§.la promessa di Malvina.§
Greta rimirava con aria stralunata il suo riflesso sui vetri smerigliati del portone del palazzo, mentre scrutava la strada aspettando, come ogni venerdì sera – da sei mesi a questa parte – l’arrivo dell’auto di Marco. Erano passate le nove di sera, e Marco come al solito ritardava. Un sospiro a denti stretti, un buonasera infilato a casaccio nell’incontrare la coppia dell’ultimo piano, uno sguardo al display luminoso del cellulare per controllare l’ora esatta per poi ingannare il tempo nel contare quante palline dorate quest’anno addobbavano l’Albero davanti alla portineria. Il primo pensiero di solito era catastrofico:
Avrà senza dubbio bucato!
Oppure : E’ senza benzina!
Oppure ancora: C’è troppo traffico!
mille scusanti le galleggiavano in testa, gonfie come bolle di sapone pronte a evaporare. Perchè Marco dei suoi ritardi cronici ne aveva fatto un suo personale cavallo di battaglia. Giungeva all’appuntamento sul filo di lana della pazienza, sfibrava le speranze di poter vedere un film sacrosantamente sin dai titoli di testa, e non a metà del primo tempo, spiazzava con lo squillo dell’ultimo minuto sul cellulare posticipando perenemmente il suo arrivo di almeno un quarto d’ora -almeno a parole. perchè nei fatti il quarto d’ora si traduceva in tre quarti d’ora. 45 minuti che Greta trascorreva in compagnia dei gatti del cortile interno, salutando di tanto in tanto i suoi condomini che rincasavano mentre lei attendeva. giù in quel limbo, in quella terra di nessuno, impossibilitata a risalire in casa, perchè avrebbe dovuto dare una serie infinita di spiegazioni ai suoi genitori che, ignari di tutto, la consideravano ormai già al cinema oppure al ristorante in ottima compagnia. invece lei attendeva, stoicamente e fiduciosamente, rintanata in un angolo dell’androne i fari dell’auto di Marco.
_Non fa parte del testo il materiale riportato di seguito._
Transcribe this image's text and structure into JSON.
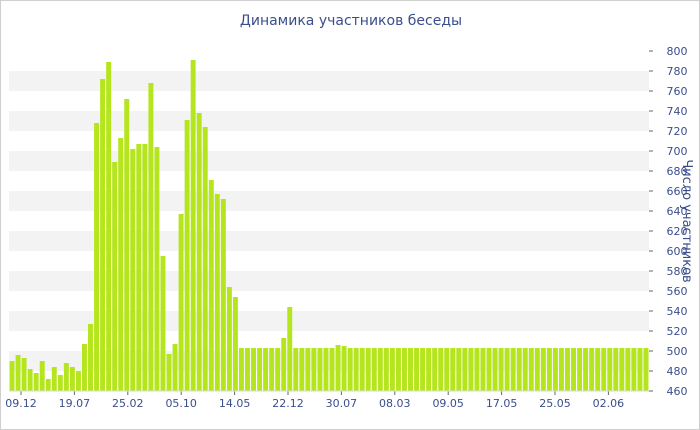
{
  "chart_data": {
    "type": "bar",
    "title": "Динамика участников беседы",
    "ylabel": "Число участников",
    "ylim": [
      460,
      800
    ],
    "yticks": [
      460,
      480,
      500,
      520,
      540,
      560,
      580,
      600,
      620,
      640,
      660,
      680,
      700,
      720,
      740,
      760,
      780,
      800
    ],
    "xtick_labels": [
      "09.12",
      "19.07",
      "25.02",
      "05.10",
      "14.05",
      "22.12",
      "30.07",
      "08.03",
      "09.05",
      "17.05",
      "25.05",
      "02.06"
    ],
    "values": [
      490,
      496,
      493,
      482,
      478,
      490,
      472,
      484,
      476,
      488,
      484,
      480,
      507,
      527,
      728,
      772,
      789,
      689,
      713,
      752,
      702,
      707,
      707,
      768,
      704,
      595,
      497,
      507,
      637,
      731,
      791,
      738,
      724,
      671,
      657,
      652,
      564,
      554,
      503,
      503,
      503,
      503,
      503,
      503,
      503,
      513,
      544,
      503,
      503,
      503,
      503,
      503,
      503,
      503,
      506,
      505,
      503,
      503,
      503,
      503,
      503,
      503,
      503,
      503,
      503,
      503,
      503,
      503,
      503,
      503,
      503,
      503,
      503,
      503,
      503,
      503,
      503,
      503,
      503,
      503,
      503,
      503,
      503,
      503,
      503,
      503,
      503,
      503,
      503,
      503,
      503,
      503,
      503,
      503,
      503,
      503,
      503,
      503,
      503,
      503,
      503,
      503,
      503,
      503,
      503,
      503
    ],
    "grid": true,
    "colors": {
      "bar": "#b5e61d",
      "band": "#f3f3f3",
      "text": "#3a4e8c"
    }
  }
}
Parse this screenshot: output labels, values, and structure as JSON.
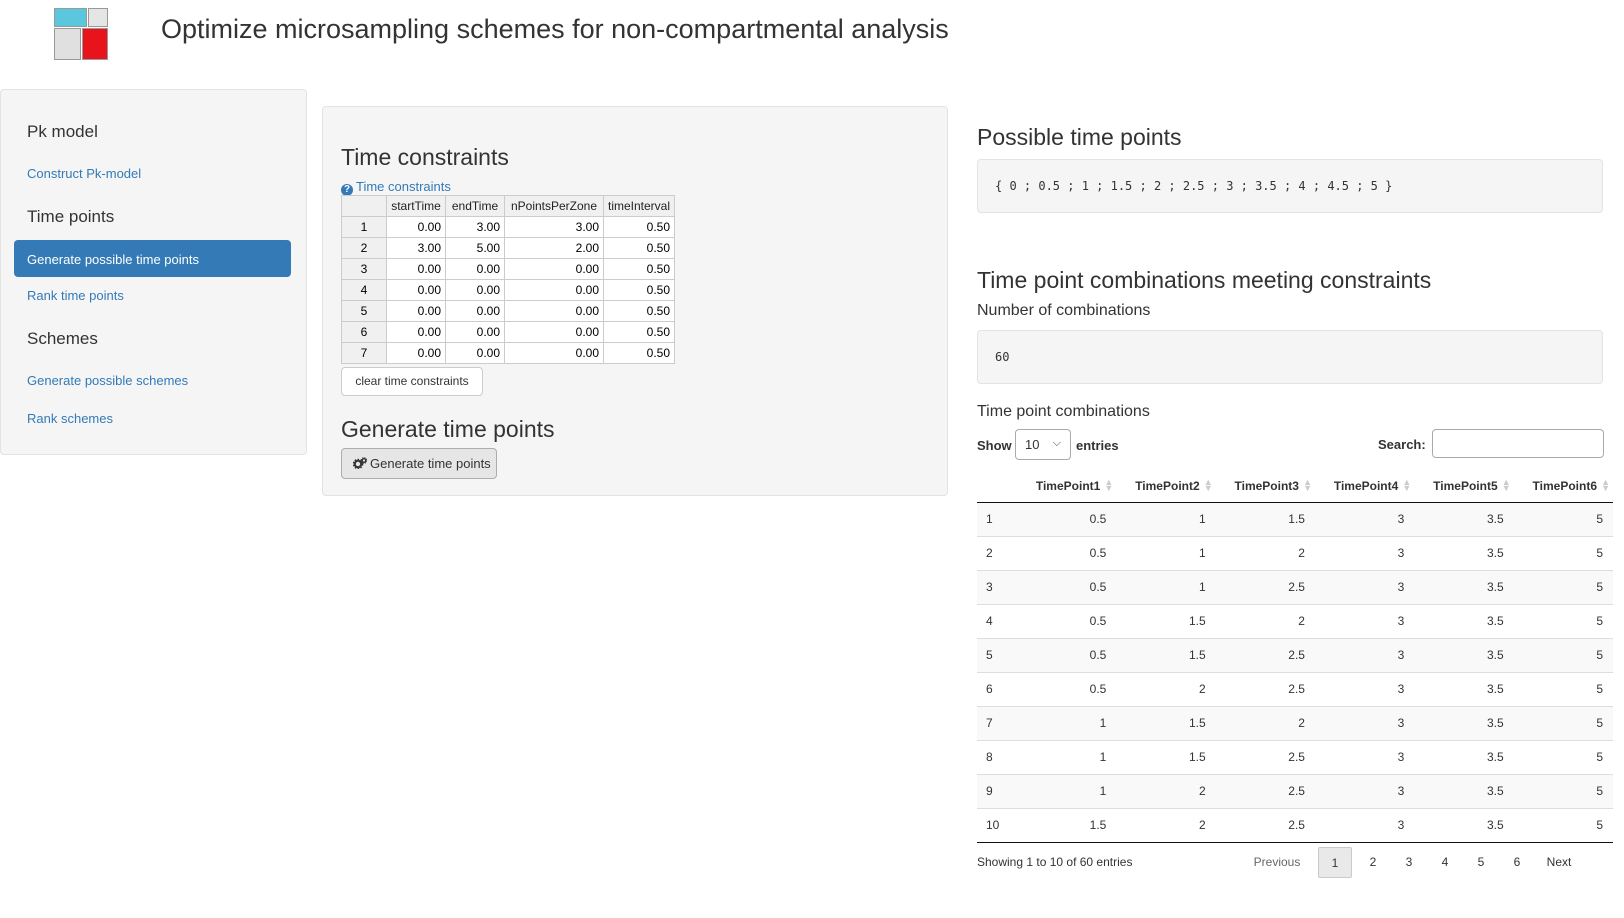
{
  "header": {
    "title": "Optimize microsampling schemes for non-compartmental analysis",
    "logo_colors": [
      "#5bc7dc",
      "#e5e5e5",
      "#e0e0e0",
      "#e8141c"
    ]
  },
  "sidebar": {
    "pk_heading": "Pk model",
    "construct_link": "Construct Pk-model",
    "time_heading": "Time points",
    "generate_active": "Generate possible time points",
    "rank_time_link": "Rank time points",
    "schemes_heading": "Schemes",
    "gen_schemes_link": "Generate possible schemes",
    "rank_schemes_link": "Rank schemes",
    "active_color": "#337ab7"
  },
  "constraints": {
    "title": "Time constraints",
    "help_icon": "question-circle-icon",
    "help_label": "Time constraints",
    "columns": [
      "",
      "startTime",
      "endTime",
      "nPointsPerZone",
      "timeInterval"
    ],
    "rows": [
      [
        "1",
        "0.00",
        "3.00",
        "3.00",
        "0.50"
      ],
      [
        "2",
        "3.00",
        "5.00",
        "2.00",
        "0.50"
      ],
      [
        "3",
        "0.00",
        "0.00",
        "0.00",
        "0.50"
      ],
      [
        "4",
        "0.00",
        "0.00",
        "0.00",
        "0.50"
      ],
      [
        "5",
        "0.00",
        "0.00",
        "0.00",
        "0.50"
      ],
      [
        "6",
        "0.00",
        "0.00",
        "0.00",
        "0.50"
      ],
      [
        "7",
        "0.00",
        "0.00",
        "0.00",
        "0.50"
      ]
    ],
    "clear_button": "clear time constraints"
  },
  "generate": {
    "title": "Generate time points",
    "button_icon": "gears-icon",
    "button_label": "Generate time points"
  },
  "possible": {
    "title": "Possible time points",
    "value": "{ 0 ; 0.5 ; 1 ; 1.5 ; 2 ; 2.5 ; 3 ; 3.5 ; 4 ; 4.5 ; 5 }"
  },
  "combinations": {
    "title": "Time point combinations meeting constraints",
    "count_label": "Number of combinations",
    "count_value": "60",
    "table_label": "Time point combinations",
    "show_label": "Show",
    "show_value": "10",
    "entries_label": "entries",
    "search_label": "Search:",
    "columns": [
      "",
      "TimePoint1",
      "TimePoint2",
      "TimePoint3",
      "TimePoint4",
      "TimePoint5",
      "TimePoint6"
    ],
    "rows": [
      [
        "1",
        "0.5",
        "1",
        "1.5",
        "3",
        "3.5",
        "5"
      ],
      [
        "2",
        "0.5",
        "1",
        "2",
        "3",
        "3.5",
        "5"
      ],
      [
        "3",
        "0.5",
        "1",
        "2.5",
        "3",
        "3.5",
        "5"
      ],
      [
        "4",
        "0.5",
        "1.5",
        "2",
        "3",
        "3.5",
        "5"
      ],
      [
        "5",
        "0.5",
        "1.5",
        "2.5",
        "3",
        "3.5",
        "5"
      ],
      [
        "6",
        "0.5",
        "2",
        "2.5",
        "3",
        "3.5",
        "5"
      ],
      [
        "7",
        "1",
        "1.5",
        "2",
        "3",
        "3.5",
        "5"
      ],
      [
        "8",
        "1",
        "1.5",
        "2.5",
        "3",
        "3.5",
        "5"
      ],
      [
        "9",
        "1",
        "2",
        "2.5",
        "3",
        "3.5",
        "5"
      ],
      [
        "10",
        "1.5",
        "2",
        "2.5",
        "3",
        "3.5",
        "5"
      ]
    ],
    "info": "Showing 1 to 10 of 60 entries",
    "pagination": {
      "previous": "Previous",
      "pages": [
        "1",
        "2",
        "3",
        "4",
        "5",
        "6"
      ],
      "next": "Next",
      "current": "1"
    }
  }
}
perchè quella sera era una sera speciale per loro due e Marco non si sarebbe nemmeno lontanamente permesso di deluderla, ne era certa. perciò aspettava fiduciosa. aspettò e attese, nonostante le lancette del suo orologio pareva avessero preso a rincorrersi. Dalle dieci, alle undici a mezzanotte meno un quarto il salto fu breve, anzi brevissimo. Greta non riusciva a capacitarsi. Fissava stranita il quadrante del suo piccolo orologino, mentre i piedi rinchiusi in quel paio di stivali dal tacco vertiginoso le chiedevano pietà. Stanca e disillusa, si diresse verso l’ascensore, mentre un babbonatale di cartapesta le faceva ciaociao con la manina. Aveva atteso troppo quella sera, e in quell’ora fatidica promise solennemente a se stessa che in futuro mai più avrebbe aspettato il fantasma di un amore fortemente idealizzato.